Le drame survenu samedi sur la Route nationale numéro 1, dans le territoire de Lubudi, a pris une ampleur encore plus tragique. Le bilan, initialement de 13 morts, s’élève désormais à 17 décès, selon l’administrateur du territoire. Une hausse qui illustre la violence de l’accident, mais aussi les difficultés d’une région où les secours et les infrastructures restent défaillants. Derrière ces chiffres, c’est tout un système de transport qui montre ses limites, laissant les citoyens démunis face au danger.

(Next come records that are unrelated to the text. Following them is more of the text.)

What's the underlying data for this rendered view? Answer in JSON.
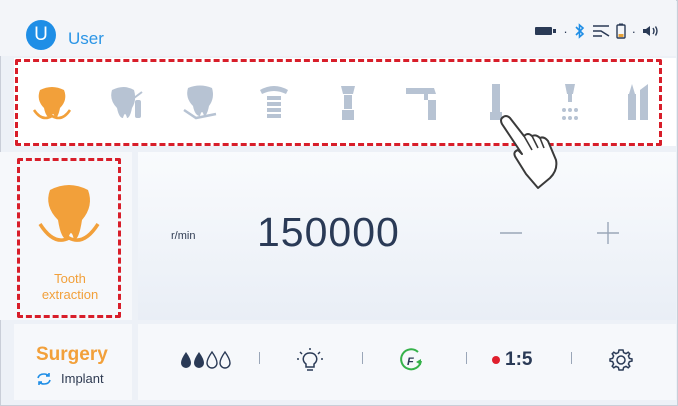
{
  "header": {
    "avatar_letter": "U",
    "user_label": "User",
    "status_dot_1": "·",
    "status_dot_2": "·",
    "status_icons": [
      "battery-low-icon",
      "bluetooth-icon",
      "signal-icon",
      "battery-level-icon",
      "volume-icon"
    ]
  },
  "toolbar": {
    "tools": [
      {
        "name": "tooth-extraction-tool",
        "icon": "tooth-extraction-icon",
        "active": true
      },
      {
        "name": "endo-tool",
        "icon": "tooth-endo-icon",
        "active": false
      },
      {
        "name": "tooth-scaling-tool",
        "icon": "tooth-scaling-icon",
        "active": false
      },
      {
        "name": "implant-tool",
        "icon": "implant-icon",
        "active": false
      },
      {
        "name": "straight-handpiece-tool",
        "icon": "straight-handpiece-icon",
        "active": false
      },
      {
        "name": "contra-angle-tool",
        "icon": "contra-angle-icon",
        "active": false
      },
      {
        "name": "bone-saw-tool",
        "icon": "bone-saw-icon",
        "active": false
      },
      {
        "name": "irrigation-tool",
        "icon": "irrigation-icon",
        "active": false
      },
      {
        "name": "piezo-tool",
        "icon": "piezo-handpiece-icon",
        "active": false
      }
    ]
  },
  "mode": {
    "label_line1": "Tooth",
    "label_line2": "extraction"
  },
  "speed": {
    "unit": "r/min",
    "value": "150000",
    "minus_label": "—",
    "plus_label": "+"
  },
  "surgery": {
    "title": "Surgery",
    "sub_label": "Implant"
  },
  "bottom": {
    "irrigation_level": 2,
    "irrigation_max": 4,
    "ratio": "1:5",
    "direction_letter": "F"
  },
  "colors": {
    "accent_orange": "#f2a03a",
    "accent_blue": "#1f8ee6",
    "dash_red": "#d81e2a",
    "icon_grey": "#b7c3d3",
    "text_dark": "#2a3a56"
  }
}
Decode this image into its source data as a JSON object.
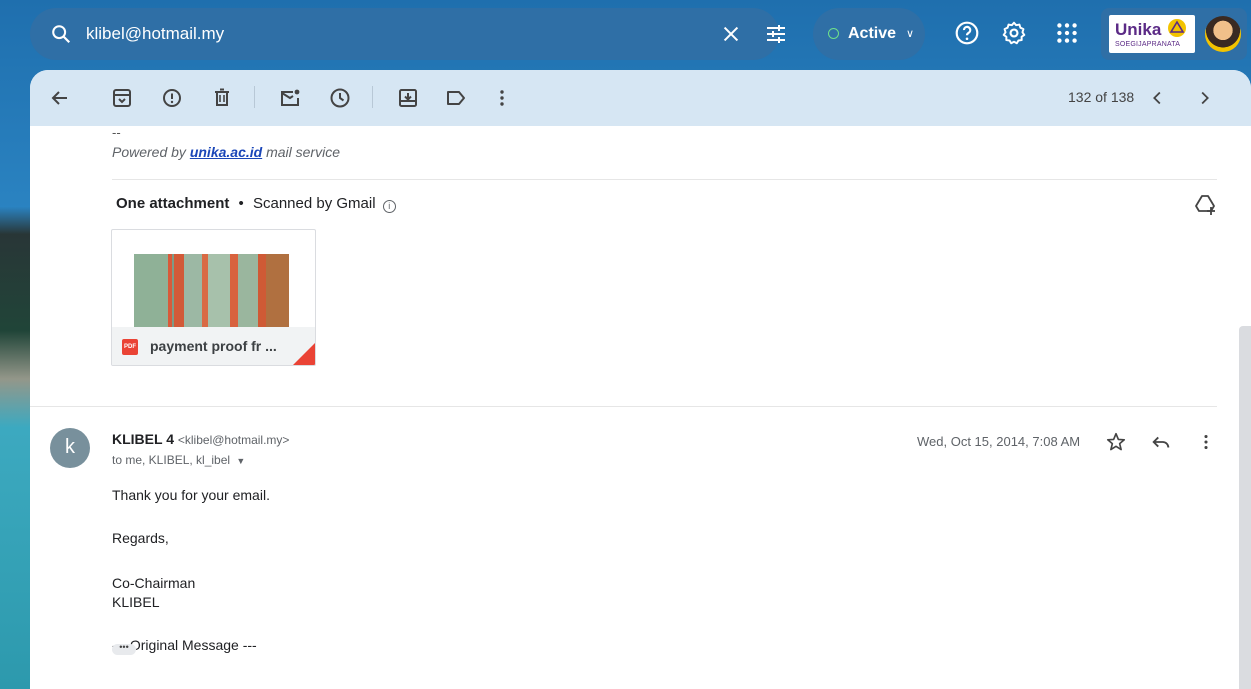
{
  "search": {
    "query": "klibel@hotmail.my"
  },
  "status": {
    "label": "Active"
  },
  "logo": {
    "brand": "Unika",
    "sub": "SOEGIJAPRANATA"
  },
  "pager": {
    "text": "132 of 138"
  },
  "prev_message": {
    "sig_dashes": "--",
    "powered_prefix": "Powered by",
    "powered_link": "unika.ac.id",
    "powered_suffix": "mail service"
  },
  "attachments": {
    "count_label": "One attachment",
    "separator": "•",
    "scan_label": "Scanned by Gmail",
    "file_type": "PDF",
    "file_name": "payment proof fr ..."
  },
  "message": {
    "avatar_letter": "k",
    "sender_name": "KLIBEL 4",
    "sender_email": "<klibel@hotmail.my>",
    "recipients": "to me, KLIBEL, kl_ibel",
    "date": "Wed, Oct 15, 2014, 7:08 AM",
    "lines": [
      "Thank you for your email.",
      "Regards,",
      "Co-Chairman",
      "KLIBEL",
      "--- Original Message ---"
    ],
    "more_label": "•••"
  },
  "colors": {
    "toolbar_bg": "#d6e6f3",
    "search_bg": "#2f6fa6",
    "link": "#1a46b8",
    "pdf_red": "#ea4335",
    "avatar_grey": "#78909c",
    "active_green": "#6fe08a"
  },
  "icons": {
    "toolbar": [
      "back-arrow-icon",
      "archive-icon",
      "report-spam-icon",
      "delete-icon",
      "mark-unread-icon",
      "snooze-icon",
      "add-to-tasks-icon",
      "label-icon",
      "more-vert-icon"
    ],
    "top": [
      "search-icon",
      "clear-icon",
      "tune-icon",
      "help-icon",
      "settings-icon",
      "apps-grid-icon"
    ]
  }
}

Une morgue saturée, des corps sans identité
La morgue locale, à la capacité limitée, ne peut conserver les dépouilles plus longtemps. Face à ce constat, les autorités prévoient une inhumation rapide pour éviter toute décomposition. Cette décision, bien que pragmatique, soulève une question douloureuse : comment des familles pourront-elles faire leur deuil si personne ne vient identifier les victimes ? Pour l’heure, aucun proche ne s’est présenté, laissant les corps sans identité. Parmi les victimes, on compte majoritairement des adultes, mais aussi une fillette de 12 ans, rappelant que ce drame n’épargne personne. Les quatre nouveaux décès incluent deux blessés qui avaient été admis dans des structures de soins, et deux corps retrouvés sous les bâches du camion accidenté, comme si la mort s’était acharnée jusque dans les recoins du véhicule.
Des blessés livrés à eux-mêmes
Sur les 35 personnes hospitalisées après le drame, seules sept ont pu être transférées à Lubumbashi par leurs familles pour y poursuivre les soins. Une situation qui révèle l’isolement des victimes et l’absence de dispositif public de prise en charge. Les autres blessés restent dans des conditions précaires, alors que les besoins médicaux sont urgents. Cette réalité met en lumière la vulnérabilité des populations rurales, souvent contraintes de compter sur leurs propres moyens pour survivre à une catastrophe. L’accident de Lubudi n’est pas un cas isolé : il s’inscrit dans un contexte où l’État peine à garantir la sécurité des voyageurs sur cet axe vital.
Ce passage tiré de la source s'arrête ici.